Uganda’s first test tube baby is four years old

Dec 27, 2008

UGANDA’S first test tube baby celebrated her fourth birthday on October 2, 2008. She has finished Middle Class at a nursery school in Kampala and is going on to Top Class.

By Carol Natukunda

UGANDA’S first test tube baby celebrated her fourth birthday on October 2, 2008. She has finished Middle Class at a nursery school in Kampala and is going on to Top Class.

She plays joyfully along with other children, laughs, talks and sings nursery rhymes, like any child her age.

Her parents had endured years of childlessness. They had consulted all major hospitals in vain. A “miracle” came their way when they eventually landed at the Bukoto based Women’s Hospital International and Fertility Centre. Her mother conceived with the aid of in-vitro fertilisation (IVF) treatment.

The IVF involved removing a ripe egg from a woman’s ovary, fertilising it in a dish using the husband’s sperm and then placing the embryo in the woman’s womb. Thirty six weeks later, the baby girl was born.

Dr. Tamale Ssali, the director of the centre, says the scientific procedure has brought hope to hundreds of couples were hitherto unable to conceive.

He says at least 100 patients are able to conceive every year after receiving the treatment. So far, over 150 babies have been born through IVF in Uganda in 80 deliveries, implying that most of them were twins.

Uganda was the first country in east and central Africa to introduce the phenomenon.

The cost of the treatment depends on the cause of infertility but is between sh6m and sh12m.

Most couples who resort to IVF are those where the husband cannot produce sperm during sexual intercourse, Ssali says.

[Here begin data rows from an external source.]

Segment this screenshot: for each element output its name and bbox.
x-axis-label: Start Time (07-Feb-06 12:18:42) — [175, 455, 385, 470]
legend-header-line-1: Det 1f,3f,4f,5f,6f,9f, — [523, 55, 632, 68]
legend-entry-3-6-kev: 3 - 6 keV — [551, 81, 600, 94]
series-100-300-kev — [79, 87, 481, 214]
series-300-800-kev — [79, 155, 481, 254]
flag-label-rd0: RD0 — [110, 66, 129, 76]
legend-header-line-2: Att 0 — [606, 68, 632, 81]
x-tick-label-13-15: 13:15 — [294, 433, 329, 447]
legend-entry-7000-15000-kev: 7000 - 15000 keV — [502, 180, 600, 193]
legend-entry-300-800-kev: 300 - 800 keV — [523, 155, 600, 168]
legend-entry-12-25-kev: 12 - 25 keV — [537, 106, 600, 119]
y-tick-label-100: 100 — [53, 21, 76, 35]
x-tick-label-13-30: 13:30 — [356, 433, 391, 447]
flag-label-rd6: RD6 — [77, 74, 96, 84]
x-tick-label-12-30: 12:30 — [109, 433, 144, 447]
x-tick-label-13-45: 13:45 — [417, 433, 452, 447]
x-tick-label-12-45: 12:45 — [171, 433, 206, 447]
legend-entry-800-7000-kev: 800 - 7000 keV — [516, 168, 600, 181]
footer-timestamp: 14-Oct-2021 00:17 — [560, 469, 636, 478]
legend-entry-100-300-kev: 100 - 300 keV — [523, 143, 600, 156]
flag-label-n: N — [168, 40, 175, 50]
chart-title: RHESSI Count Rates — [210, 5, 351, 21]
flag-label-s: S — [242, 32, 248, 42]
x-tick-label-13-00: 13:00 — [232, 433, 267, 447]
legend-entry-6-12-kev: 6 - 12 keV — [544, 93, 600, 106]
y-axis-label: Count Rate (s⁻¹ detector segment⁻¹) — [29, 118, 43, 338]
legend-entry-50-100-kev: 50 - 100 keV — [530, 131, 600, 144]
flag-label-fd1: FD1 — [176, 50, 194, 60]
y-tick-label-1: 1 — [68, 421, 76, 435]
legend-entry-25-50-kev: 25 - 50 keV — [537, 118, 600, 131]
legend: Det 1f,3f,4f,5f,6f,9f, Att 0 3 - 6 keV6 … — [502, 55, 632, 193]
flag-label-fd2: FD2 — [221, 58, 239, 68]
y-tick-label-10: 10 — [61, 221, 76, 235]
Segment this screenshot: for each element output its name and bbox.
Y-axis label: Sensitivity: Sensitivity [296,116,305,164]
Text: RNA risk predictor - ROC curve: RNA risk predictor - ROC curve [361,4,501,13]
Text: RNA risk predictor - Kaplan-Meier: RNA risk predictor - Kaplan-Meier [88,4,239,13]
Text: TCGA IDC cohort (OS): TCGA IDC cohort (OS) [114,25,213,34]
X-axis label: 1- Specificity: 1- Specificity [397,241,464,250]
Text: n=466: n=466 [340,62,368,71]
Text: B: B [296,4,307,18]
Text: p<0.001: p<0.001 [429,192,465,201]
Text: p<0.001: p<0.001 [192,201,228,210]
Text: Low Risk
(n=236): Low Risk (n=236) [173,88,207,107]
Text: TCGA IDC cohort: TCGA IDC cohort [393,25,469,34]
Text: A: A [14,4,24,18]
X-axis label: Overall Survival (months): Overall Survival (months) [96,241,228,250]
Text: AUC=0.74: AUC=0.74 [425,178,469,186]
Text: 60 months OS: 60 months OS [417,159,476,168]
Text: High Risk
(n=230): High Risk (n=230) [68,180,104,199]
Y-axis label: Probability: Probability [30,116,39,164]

“Prevalence of infertility is 15-20% here,” says an expatriate doctor at the centre. “My experience in Kampala is that most sperm problems arise from infections.” Women may have problems with their uteruses or fallopian tubes. For others, it is age. It is estimated that beyond the age of 37, fertility goes down tremendously. There are also younger women who go for IVF to give part of their eggs to an older woman, for a fee.

And for some couples, it might be because one of them is HIV positive and does not want to infect the other during intercourse.

However, information about individuals involved in IVF is scanty because of the fear of stigma directed at the parents and their newborns. Others find it leaves them feeling inadequate.

One of the mothers, whom Saturday Vision met at the centre confided that she still wonders about her husband. “Sometimes I think he will go for another woman. I keep on thinking that he will want a child through the natural process.”

But she is happy that she has her baby. “I breastfeed her, take her for immunisation, buy her a lot of all those little baby things you can think of. When she smiles at me, I feel so happy,” the woman says with a broad smile.

Ssali agrees:. “Some people may think the child is some artificial thing. Yet, it is real.”

He says some parents come out of it withdrawn.

“There are some you meet in town and they look away. Maybe, they think that you are going to tell somebody else that this is the person who did this and that. Some leave as soon as they have had their baby and you never see or hear from them again,” he adds.

Ssali stresses: “God has helped us develop a technique that prevents childlessness, an issue that brings misery into many homes.” Internationally, test tube babies have been appreciated as normal.

Louise Brown, the world’s first test-tube baby, gave birth to a baby boy last year, ending fears that girls born through IVF treatment may not be able to have healthy children. Brown, 28, conceived naturally.